Opening from this room is the Chinese Drawing Room which was so
called for a set of three landscape papers on the north, east and
west walls that sadly no longer survive.
Adam’s drawings
for the staircase hall are also of considerable interest for showing
the original grand aspirations of both architect and client. These
drawings illustrate proposals for decorative treatments on all three
levels of this space along with a newly installed staircase. However,
the completed version stripped back Adam’s ambitious decorative
plans to include only the designs for the ceiling. Furthermore,
instead of the proposed tailored staircase, the original plain
mahogany staircase was retained though with simple moulds applied on
the underside. In a similar fashion, Adam’s designs for the
entrance Hall were also not executed as planned though the final
works left the room with a notable decorative ceiling.
Robert Adam’s work
in Headfort is of national significance for the calibre of the
designs he produced and also because it is the most significant of
only three Irish commissions with which he was involved. Little
survives of his other two Irish works: (i) Langford House, Mary
Street, Dublin, was the home of Bective’s father-in-law, the Rt
Hon. Hercules Rowley MP and is now the site of a shopping centre;
(ii) in the 1780s Adam was engaged by Clotworthy Upton, 1st Lord
Templetown, at Castle Upton, Co. Antrim, but much of his work was
lost through reconstruction works in the 20th century.
Today, whilst the
parkland at Headfort is owned by a golf club, the house is owned by
the Headfort Trust, a registered charity that leases the building to
a long established school. Following long periods of minimal
maintenance, the Headfort Trust has taken on the task of repairing
significant structural problems in the roof and addressing damp
problems that arose because of this. In doing so the Trust
successfully nominated the building to the WMF’s List of 100 Most
Endangered Sites which has opened up significant fundraising
opportunities. Since 2004 a programme of works has seen the
completion of repairs to the roof, chimney stacks and rain water
goods as well as other necessary works.
An investigation of
Adam’s original decorative interiors has been undertaken by
stuccodore and historic interiors specialist Richard Ireland in
addition to this. Through a painstaking process, Ireland took
hundreds of samples of paint from each of Adam’s rooms which were
subsequently microscopically analysed. This analysis allowed Ireland
to determine the colours used in the original decorative scheme and
also allowed him to build up a detailed picture of how each room
would have looked.
In the ‘Eating
Parlor’ it was found that the decorative scheme used mid and dark
green verdigris colours which tallied with those suggested in the
Adam drawings. However, the application of these colours was
undertaken in a varied and detailed manner which defies conventional
expectations. The original decorative treatment of the adjoining
Saloon ceiling showed a similarity to that of the ‘Eating Parlor’

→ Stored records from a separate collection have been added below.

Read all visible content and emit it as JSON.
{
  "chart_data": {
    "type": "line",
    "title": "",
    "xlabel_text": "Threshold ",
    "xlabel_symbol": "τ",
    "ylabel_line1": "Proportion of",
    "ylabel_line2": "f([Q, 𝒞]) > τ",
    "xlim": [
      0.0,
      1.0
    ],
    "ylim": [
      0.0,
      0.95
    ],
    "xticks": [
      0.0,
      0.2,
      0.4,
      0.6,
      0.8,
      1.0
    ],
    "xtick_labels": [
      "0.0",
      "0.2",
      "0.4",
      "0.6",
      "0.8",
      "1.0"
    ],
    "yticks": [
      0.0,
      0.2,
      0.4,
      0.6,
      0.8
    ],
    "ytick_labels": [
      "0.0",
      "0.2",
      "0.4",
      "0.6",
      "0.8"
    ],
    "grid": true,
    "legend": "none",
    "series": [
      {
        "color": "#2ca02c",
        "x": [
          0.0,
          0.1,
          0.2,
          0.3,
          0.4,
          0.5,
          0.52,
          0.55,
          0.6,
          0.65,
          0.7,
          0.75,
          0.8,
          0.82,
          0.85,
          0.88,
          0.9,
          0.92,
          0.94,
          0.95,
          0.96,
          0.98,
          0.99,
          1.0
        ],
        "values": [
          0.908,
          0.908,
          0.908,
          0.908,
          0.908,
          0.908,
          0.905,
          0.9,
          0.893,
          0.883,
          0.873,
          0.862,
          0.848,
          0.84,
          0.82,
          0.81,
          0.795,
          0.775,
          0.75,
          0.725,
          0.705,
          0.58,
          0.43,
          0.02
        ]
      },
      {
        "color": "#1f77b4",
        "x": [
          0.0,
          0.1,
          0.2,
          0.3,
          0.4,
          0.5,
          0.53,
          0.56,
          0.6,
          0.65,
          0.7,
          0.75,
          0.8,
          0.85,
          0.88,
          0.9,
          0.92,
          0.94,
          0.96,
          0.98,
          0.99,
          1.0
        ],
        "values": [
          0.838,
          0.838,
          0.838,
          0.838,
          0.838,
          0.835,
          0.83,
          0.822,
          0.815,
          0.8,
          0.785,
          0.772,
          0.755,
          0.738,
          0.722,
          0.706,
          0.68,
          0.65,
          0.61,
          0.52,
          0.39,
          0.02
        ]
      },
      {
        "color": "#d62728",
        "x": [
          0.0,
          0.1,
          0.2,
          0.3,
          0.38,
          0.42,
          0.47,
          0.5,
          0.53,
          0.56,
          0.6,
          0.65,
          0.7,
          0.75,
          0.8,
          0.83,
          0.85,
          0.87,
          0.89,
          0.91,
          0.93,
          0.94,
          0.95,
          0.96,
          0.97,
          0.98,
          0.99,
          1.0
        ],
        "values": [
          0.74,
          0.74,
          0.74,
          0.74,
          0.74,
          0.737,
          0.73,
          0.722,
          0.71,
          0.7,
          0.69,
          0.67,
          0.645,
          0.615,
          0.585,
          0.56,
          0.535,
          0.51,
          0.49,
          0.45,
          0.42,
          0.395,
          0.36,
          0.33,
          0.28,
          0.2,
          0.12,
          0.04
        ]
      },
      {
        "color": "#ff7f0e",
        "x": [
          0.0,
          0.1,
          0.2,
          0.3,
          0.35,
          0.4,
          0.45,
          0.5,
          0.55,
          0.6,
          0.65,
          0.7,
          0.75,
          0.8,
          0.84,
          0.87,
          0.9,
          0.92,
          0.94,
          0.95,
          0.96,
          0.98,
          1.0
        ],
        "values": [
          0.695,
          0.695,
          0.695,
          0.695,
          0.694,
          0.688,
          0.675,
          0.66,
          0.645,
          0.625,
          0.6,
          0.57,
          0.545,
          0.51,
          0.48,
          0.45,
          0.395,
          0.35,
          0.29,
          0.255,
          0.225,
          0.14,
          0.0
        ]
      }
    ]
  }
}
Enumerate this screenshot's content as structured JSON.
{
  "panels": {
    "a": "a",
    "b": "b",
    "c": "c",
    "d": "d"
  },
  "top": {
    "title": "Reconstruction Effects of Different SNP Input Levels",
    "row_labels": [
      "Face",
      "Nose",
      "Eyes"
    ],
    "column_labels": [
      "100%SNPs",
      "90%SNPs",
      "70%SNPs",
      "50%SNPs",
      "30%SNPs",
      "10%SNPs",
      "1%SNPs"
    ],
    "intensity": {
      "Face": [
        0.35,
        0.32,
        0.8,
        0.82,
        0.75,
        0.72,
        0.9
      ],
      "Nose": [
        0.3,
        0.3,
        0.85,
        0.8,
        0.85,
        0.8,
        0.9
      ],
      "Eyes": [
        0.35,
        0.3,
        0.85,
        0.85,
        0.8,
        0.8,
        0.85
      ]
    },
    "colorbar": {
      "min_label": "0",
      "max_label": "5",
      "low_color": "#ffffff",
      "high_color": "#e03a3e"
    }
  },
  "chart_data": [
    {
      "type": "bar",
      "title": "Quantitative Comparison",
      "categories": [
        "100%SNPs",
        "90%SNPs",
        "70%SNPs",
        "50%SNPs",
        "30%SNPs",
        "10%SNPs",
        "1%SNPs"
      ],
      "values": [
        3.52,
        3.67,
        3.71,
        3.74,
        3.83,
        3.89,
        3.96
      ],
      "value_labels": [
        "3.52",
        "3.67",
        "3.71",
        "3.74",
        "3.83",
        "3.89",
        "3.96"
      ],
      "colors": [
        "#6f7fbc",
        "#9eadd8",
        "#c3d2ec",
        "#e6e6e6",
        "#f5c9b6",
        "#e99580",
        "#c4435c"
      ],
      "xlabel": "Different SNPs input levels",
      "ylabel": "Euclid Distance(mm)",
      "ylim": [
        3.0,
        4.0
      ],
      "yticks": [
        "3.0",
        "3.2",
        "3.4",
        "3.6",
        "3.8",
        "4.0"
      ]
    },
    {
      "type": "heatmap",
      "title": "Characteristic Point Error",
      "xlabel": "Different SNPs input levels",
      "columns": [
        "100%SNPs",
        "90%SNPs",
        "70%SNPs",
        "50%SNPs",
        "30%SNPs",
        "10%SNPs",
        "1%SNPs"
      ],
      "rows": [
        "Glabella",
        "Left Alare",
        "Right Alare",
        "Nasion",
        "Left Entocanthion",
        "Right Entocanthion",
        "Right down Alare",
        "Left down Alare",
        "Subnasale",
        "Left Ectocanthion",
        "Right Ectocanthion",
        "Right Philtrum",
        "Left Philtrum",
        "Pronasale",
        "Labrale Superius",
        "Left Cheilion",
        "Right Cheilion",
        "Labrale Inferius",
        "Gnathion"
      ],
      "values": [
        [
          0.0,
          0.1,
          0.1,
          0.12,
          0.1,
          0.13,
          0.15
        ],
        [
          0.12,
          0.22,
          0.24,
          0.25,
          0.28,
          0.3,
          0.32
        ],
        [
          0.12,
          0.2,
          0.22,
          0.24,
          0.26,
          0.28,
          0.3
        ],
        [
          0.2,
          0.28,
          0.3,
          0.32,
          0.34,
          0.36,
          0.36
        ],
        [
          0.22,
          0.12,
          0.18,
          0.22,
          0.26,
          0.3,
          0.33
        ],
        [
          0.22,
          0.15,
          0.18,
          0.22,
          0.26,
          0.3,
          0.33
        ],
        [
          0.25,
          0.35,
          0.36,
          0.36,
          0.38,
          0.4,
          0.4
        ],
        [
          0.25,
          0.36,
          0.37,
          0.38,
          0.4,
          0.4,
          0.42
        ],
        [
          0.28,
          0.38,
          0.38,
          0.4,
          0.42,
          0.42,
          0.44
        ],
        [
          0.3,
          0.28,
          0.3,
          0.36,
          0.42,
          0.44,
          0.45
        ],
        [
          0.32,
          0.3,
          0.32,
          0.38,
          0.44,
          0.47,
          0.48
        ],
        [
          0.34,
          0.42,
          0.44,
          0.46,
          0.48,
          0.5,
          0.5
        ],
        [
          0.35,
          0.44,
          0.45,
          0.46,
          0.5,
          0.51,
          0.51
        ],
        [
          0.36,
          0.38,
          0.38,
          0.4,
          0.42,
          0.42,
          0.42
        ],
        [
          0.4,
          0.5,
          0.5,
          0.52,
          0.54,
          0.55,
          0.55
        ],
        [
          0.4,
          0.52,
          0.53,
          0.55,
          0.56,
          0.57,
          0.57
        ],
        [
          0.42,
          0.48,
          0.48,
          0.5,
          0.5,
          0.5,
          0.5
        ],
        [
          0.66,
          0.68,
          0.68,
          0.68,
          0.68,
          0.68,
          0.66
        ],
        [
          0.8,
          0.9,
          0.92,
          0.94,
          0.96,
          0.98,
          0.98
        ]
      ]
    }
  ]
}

but is not consistent with Adam’s drawings. In the Chinese room
standing at the end of the garden front enfilade, it was found that
the scheme used white, brown, violet as well as a mid-green
verdigris.
In the Stair Hall it
was found that the colour scheme applied to the ceiling shared
significant similarities to that in the ‘Eating Parlor’ with two
related green colours and a white relief. In contrast to the other
rooms, the scheme revealed in the entrance hall used plain colours
with a strong mid grey and white scheme unusually reflecting what is
considered a Palladian preference for a ‘stone’ decorative
treatment of entrance halls.
The Headfort
findings have generated an international level of interest amongst
Adam scholars and other architectural historians with lectures
delivered on the subject in Ireland, the UK and the USA. Eileen
Harris, author of The Genius of Robert Adam, has described the
discoveries as ‘unique, extremely interesting and very exciting’.
The original decorative scheme in the stair hall has already been
reinstated to stunning effect through funding from the WMF.